Native Gardening in Louisiana

Ashlee Bracken—one-third owner of Swamp Fly, a local, women-owned, environmental firm that offers consultation, design, installation and maintenance services that specializes in native landscaping—explains why we should all consider "going native."

[Bayou Saint John, New Orleans]

Every spring and summer, gardeners and garden enthusiasts flock to their local plant nurseries to grab the prettiest flowers and foliage to bring a little more of that greenery into their lives. It's hard to resist the blooms. Plus, who doesn't love a shopping trip? However, before you go out and spend your next paycheck on plants that will last for a few months (if you've got a good green thumb), consider the trending "new" style—native landscaping.

Gardening & the Environment

One quick Google search about native landscaping will land you in a world of articles about California or the Midwest. A lot of these places focus on drought tolerant plants, but, here in Louisiana, drought is not our issue—flooding is. One of the main focuses of native landscaping here is water absorption. Many of Swamp Fly's designs focus on green infrastructure and stormwater management.

"I'm not saying we can change the world by planting natives, but as we enter more of a water world, as we become more inundated with water, we can help mitigate that." Ashlee goes on to explain, "We have a lot of rain events that cause major flooding. People lose their cars, their houses. That water just sits. It's pretty wild what you can do with a water retention garden. The water drains so much faster, and it doesn't sit there for nearly as long. And that can make the difference for your car flooding or not."

Outside of the amazing water retention functionality of a native landscaped yard, the benefits can also be seen in the local ecosystem. Having native plants and a native space provides habitat for all the local creatures that are seeing their natural habitats disappear. Everyone, hopefully, wants to save the bees, but you can see all sorts of critters in your native yard, including song birds and butterflies. While helping the local ecosystem is a major plus, experiencing it is even better.

[Gentilly, New Orleans]

Remembering a previous client, Ashlee says, "We have a client in Gentilly who wanted a native landscape. She said she wanted her garden to look like a witch lived there, even if it meant all her neighbors would hate her. But now, all her neighbors are always hanging out with her in her garden, even coming to collect seeds because they love it. She thought they were going to hate it, and she had accepted that she was willing to be hated to have the native landscape she wanted, but now people want it. They see all the butterflies in the garden and realize they want that too. A lot of her neighbors have called us, and we've done a lot of renovations over there. They get to experience their lawn as a truly wild space."

Native Landscaping is Hard Work

Many avid gardeners enjoy the look of a traditional garden. However, that comes with a lot of maintenance and issues. As much as cutting the grass can be a cathartic, meditative experience, the constant upkeep creates excessive emissions. Traditional gardening also involves a lot of spraying pesticides, and fertilizing, which adds unnecessary chemicals to our soil and water run-off. Many naysayers want to keep their grass, and their traditional garden look, but Swamp Fly has an answer to that.

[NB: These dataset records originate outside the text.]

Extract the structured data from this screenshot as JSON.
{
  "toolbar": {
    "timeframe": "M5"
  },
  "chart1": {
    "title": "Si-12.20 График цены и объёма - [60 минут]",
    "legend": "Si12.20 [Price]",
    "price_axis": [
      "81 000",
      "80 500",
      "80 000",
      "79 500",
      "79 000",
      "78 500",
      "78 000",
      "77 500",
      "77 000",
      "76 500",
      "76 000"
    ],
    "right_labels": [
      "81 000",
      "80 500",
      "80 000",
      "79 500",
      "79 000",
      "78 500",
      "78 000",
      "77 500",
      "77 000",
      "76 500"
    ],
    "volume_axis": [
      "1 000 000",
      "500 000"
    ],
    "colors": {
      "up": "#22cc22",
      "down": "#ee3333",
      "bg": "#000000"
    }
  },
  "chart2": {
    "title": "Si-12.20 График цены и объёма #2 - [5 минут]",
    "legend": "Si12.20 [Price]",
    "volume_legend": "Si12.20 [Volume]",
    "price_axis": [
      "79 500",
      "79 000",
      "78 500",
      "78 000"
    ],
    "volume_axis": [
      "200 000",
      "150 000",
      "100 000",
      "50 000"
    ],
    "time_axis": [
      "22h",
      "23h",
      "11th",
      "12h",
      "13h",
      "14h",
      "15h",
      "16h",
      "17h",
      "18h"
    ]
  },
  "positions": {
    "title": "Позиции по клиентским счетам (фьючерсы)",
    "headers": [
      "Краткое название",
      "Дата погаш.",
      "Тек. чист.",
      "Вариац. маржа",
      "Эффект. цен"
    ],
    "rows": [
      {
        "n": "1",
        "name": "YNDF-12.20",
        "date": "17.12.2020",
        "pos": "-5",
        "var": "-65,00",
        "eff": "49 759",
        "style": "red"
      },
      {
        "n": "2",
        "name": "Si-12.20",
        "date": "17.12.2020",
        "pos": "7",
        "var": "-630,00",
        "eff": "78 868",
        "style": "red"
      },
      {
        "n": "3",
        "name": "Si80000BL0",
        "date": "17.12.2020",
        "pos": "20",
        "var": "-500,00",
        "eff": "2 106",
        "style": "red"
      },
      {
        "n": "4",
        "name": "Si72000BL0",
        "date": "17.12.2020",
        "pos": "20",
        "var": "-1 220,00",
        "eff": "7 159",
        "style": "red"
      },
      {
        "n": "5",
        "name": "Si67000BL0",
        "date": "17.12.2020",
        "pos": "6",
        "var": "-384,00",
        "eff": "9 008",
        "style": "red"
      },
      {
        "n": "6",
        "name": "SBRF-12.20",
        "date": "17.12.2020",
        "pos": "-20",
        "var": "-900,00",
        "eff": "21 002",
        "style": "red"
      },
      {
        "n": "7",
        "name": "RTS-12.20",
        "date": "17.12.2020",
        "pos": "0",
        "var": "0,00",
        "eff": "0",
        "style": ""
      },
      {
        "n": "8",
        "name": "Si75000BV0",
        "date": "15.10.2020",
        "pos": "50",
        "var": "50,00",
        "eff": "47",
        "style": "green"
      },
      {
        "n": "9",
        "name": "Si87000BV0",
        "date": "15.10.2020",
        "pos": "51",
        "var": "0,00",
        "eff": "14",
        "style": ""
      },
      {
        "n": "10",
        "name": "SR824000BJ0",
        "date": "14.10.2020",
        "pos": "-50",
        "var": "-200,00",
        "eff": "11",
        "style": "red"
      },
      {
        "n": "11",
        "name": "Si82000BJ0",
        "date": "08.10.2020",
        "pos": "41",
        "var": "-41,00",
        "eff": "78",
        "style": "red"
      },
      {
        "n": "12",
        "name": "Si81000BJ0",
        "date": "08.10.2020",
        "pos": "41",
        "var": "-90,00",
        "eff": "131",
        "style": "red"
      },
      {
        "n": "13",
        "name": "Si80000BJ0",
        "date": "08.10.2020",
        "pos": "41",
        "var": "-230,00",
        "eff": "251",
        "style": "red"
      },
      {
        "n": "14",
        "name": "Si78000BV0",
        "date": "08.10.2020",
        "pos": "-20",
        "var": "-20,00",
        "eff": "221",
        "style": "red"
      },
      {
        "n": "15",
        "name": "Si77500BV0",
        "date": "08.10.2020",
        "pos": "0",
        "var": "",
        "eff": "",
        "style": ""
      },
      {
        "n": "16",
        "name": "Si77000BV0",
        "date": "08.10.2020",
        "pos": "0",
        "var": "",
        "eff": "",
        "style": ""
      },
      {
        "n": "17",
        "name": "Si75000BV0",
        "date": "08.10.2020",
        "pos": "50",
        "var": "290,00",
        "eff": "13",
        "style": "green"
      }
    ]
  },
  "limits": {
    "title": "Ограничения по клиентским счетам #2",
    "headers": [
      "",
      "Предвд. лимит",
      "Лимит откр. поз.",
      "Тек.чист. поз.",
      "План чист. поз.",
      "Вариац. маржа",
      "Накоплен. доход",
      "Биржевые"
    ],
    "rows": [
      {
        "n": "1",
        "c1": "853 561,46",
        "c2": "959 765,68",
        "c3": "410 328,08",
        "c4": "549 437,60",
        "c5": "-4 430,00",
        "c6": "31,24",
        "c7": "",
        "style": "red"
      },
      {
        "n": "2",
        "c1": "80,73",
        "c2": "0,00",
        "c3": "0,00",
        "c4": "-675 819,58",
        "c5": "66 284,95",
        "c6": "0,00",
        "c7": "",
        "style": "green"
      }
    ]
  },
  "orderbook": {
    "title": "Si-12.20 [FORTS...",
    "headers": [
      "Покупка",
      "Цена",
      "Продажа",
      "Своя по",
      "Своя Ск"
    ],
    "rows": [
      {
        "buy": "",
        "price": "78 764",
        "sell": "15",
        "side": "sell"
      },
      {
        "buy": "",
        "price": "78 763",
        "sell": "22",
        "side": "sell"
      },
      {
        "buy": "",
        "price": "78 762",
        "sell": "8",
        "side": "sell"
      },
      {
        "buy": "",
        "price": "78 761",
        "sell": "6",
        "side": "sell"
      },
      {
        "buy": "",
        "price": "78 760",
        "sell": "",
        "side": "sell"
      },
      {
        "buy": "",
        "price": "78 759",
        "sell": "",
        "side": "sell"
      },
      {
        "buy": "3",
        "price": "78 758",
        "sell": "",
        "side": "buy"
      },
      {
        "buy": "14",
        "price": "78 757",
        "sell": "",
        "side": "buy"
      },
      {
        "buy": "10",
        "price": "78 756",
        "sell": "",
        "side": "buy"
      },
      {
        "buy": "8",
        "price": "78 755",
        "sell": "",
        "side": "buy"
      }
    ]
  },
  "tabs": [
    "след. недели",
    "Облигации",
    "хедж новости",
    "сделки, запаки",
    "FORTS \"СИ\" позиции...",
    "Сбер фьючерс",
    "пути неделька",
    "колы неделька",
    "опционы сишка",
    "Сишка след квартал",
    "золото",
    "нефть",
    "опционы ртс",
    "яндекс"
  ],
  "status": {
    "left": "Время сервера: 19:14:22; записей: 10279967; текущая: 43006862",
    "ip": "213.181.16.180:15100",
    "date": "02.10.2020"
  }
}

Ashlee explains, "There are a lot of people who want grass for their dogs, their kids. We do try to stick with only natives, but we have done lawns that are more sustainable, living lawns using dwarf mondo grass. It's low maintenance and dormant in the winter. Doing a living lawn like that is not native, but it's sustainable. We are currently trying to figure out a way to do a native alternative to grass. But also, kids play in the forest all the time. Dogs run in the forest all the time. They don't really need grass. If it's mulched or low-lying stuff, they can still hang out in the garden. Sometimes we leave open patches, or do pathways with dedicated areas for hanging out and playing.

[Department of Wildlife and Fisheries, Baton Rouge]

If you want a beautiful flower garden, our native flowers are going to produce way more blooms. You can cut them, and bring them in your house. They are also host plants for a lot of butterflies and moths. So you just get to experience more of a magical wonderland when you have them. It genuinely is more alive."

People come from all over the world to marvel at the natural beauty of Louisiana. Our unique ecosystem and landscape are filled with life and magic. Countless myths, legends, and stories are rooted in the mysticism of our lands. Looking out at your yard, it's hard not to want a bit of that magical and mythical wonderland. Having a native landscaped yard brings a little of that magic home. When you drive through neighborhoods and subdivisions, all you see is concrete and grass. Gone is the magic, but also gone is the supportive system that keeps our city from going under water.

To conclude, Ashlee remarks, "I believe it is important to rewild our human environment. We are becoming more and more what North America is. We have significantly more human environment than national and state parks. We are the wild space. And we can make the difference."